Structural and metabolic correlates of the reversibility of chronic left ventricular ischemic dysfunction in humans

Abstract

Assessment of regional myocardial perfusion and glucose uptake with positron emission tomography (PET) identifies dysfunctional myocardium that shows improvement in function after revascularization. Yet little is known about the ultrastructural patterns of ischemic injury in myocardium with and without postoperative functional improvement in relation to residual perfusion and metabolism. Therefore dynamic PET with [13N]ammonia and 18F-labeled deoxyglucose was performed in 24 patients with coronary artery disease and anterior wall dysfunction undergoing bypass surgery.

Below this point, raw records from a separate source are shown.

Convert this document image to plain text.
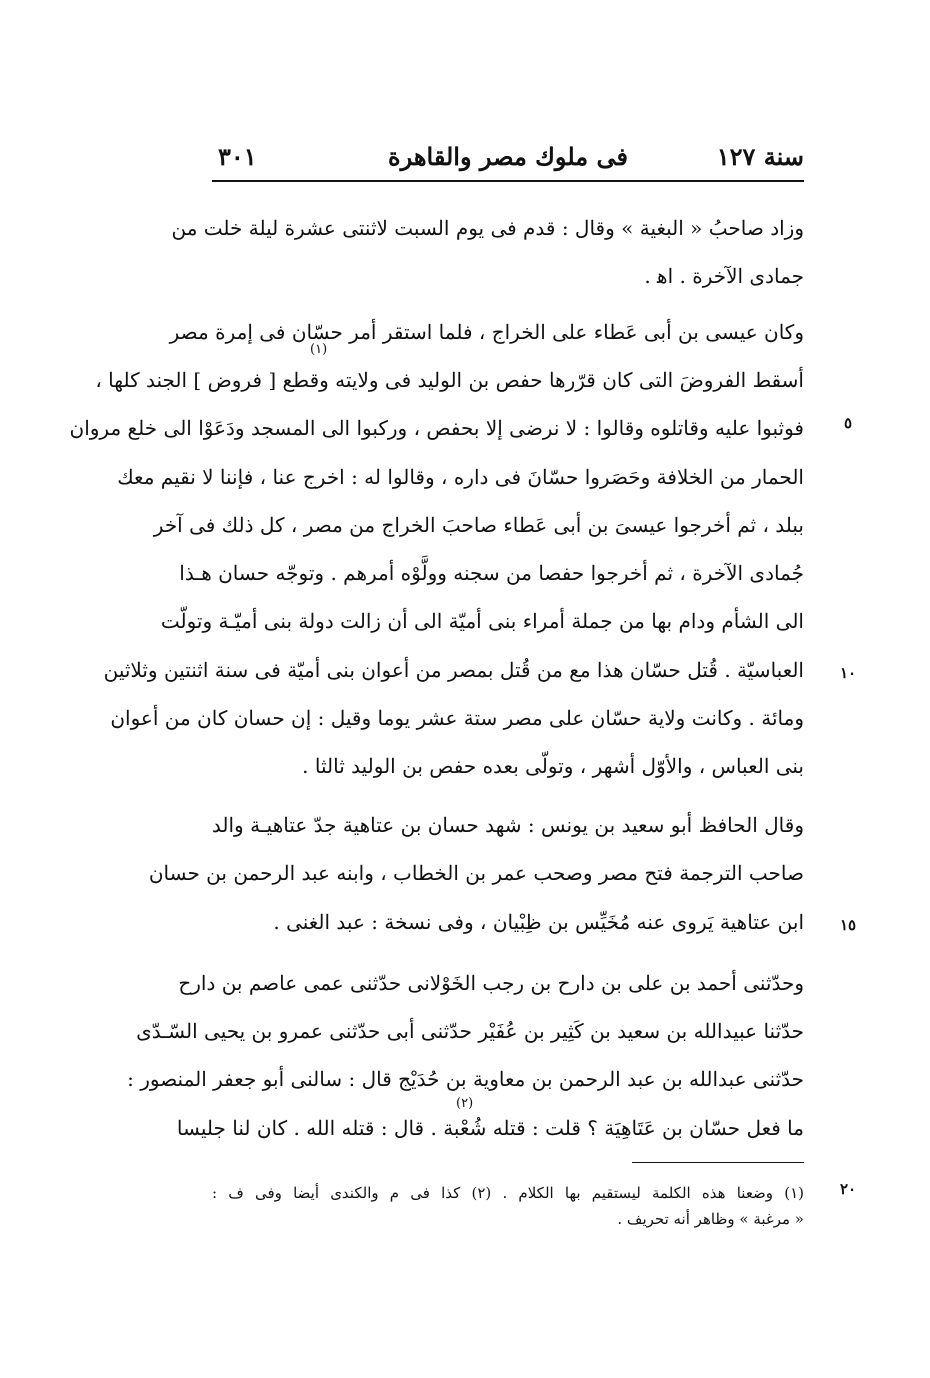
سنة ١٢٧
فى ملوك مصر والقاهرة
٣٠١
وزاد صاحبُ « البغية » وقال : قدم فى يوم السبت لاثنتى عشرة ليلة خلت من
جمادى الآخرة . اﻫ .
وكان عيسى بن أبى عَطاء على الخراج ، فلما استقر أمر حسّان فى إمرة مصر
أسقط الفروضَ التى كان قرّرها حفص بن الوليد فى ولايته وقطع [ فروض ] الجند كلها ،
فوثبوا عليه وقاتلوه وقالوا : لا نرضى إلا بحفص ، وركبوا الى المسجد ودَعَوْا الى خلع مروان
الحمار من الخلافة وحَصَروا حسّانَ فى داره ، وقالوا له : اخرج عنا ، فإننا لا نقيم معك
ببلد ، ثم أخرجوا عيسىَ بن أبى عَطاء صاحبَ الخراج من مصر ، كل ذلك فى آخر
جُمادى الآخرة ، ثم أخرجوا حفصا من سجنه وولَّوْه أمرهم . وتوجّه حسان هـذا
الى الشأم ودام بها من جملة أمراء بنى أميّة الى أن زالت دولة بنى أميّـة وتولّت
العباسيّة . قُتل حسّان هذا مع من قُتل بمصر من أعوان بنى أميّة فى سنة اثنتين وثلاثين
ومائة . وكانت ولاية حسّان على مصر ستة عشر يوما وقيل : إن حسان كان من أعوان
بنى العباس ، والأوّل أشهر ، وتولّى بعده حفص بن الوليد ثالثا .
وقال الحافظ أبو سعيد بن يونس : شهد حسان بن عتاهية جدّ عتاهيـة والد
صاحب الترجمة فتح مصر وصحب عمر بن الخطاب ، وابنه عبد الرحمن بن حسان
ابن عتاهية يَروى عنه مُخَيِّس بن ظِبْيان ، وفى نسخة : عبد الغنى .
وحدّثنى أحمد بن على بن دارح بن رجب الخَوْلانى حدّثنى عمى عاصم بن دارح
حدّثنا عبيدالله بن سعيد بن كَثِير بن عُفَيْر حدّثنى أبى حدّثنى عمرو بن يحيى السّـدّى
حدّثنى عبدالله بن عبد الرحمن بن معاوية بن حُدَيْج قال : سالنى أبو جعفر المنصور :
ما فعل حسّان بن عَتَاهِيَة ؟ قلت : قتله شُعْبة . قال : قتله الله . كان لنا جليسا
٥
١٠
١٥
٢٠
(١)
(٢)
(١) وضعنا هذه الكلمة ليستقيم بها الكلام . (٢) كذا فى م والكندى أيضا وفى ف :
« مرغبة » وظاهر أنه تحريف .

Transmural biopsies were obtained from the dysfunctional area during surgery and analyzed by optical and electron microscopy to quantify the presence of fibrosis and cardiomyocytes. As judged from the postoperative changes in contraction, left ventricular function improved in 16 patients. In myocardium that showed improved function after revascularization, preoperative flow and glucose uptake were higher by PET than in persistently dysfunctional myocardium. In tissue samples from myocardium that improved postoperatively, there were more cardiomyocytes, including a larger proportion of cells with excess glycogen stores (35 vs. 21%), and there was less fibrosis (24 vs. 49%) than in tissue samples from myocardium that did not improve functionally. Preoperative perfusion and postoperative wall motion were inversely correlated with the amount of tissue fibrosis, whereas preoperative 18F-labeled deoxyglucose uptake correlated positively with the amount of cardiomyocytes showing excess glycogen stores.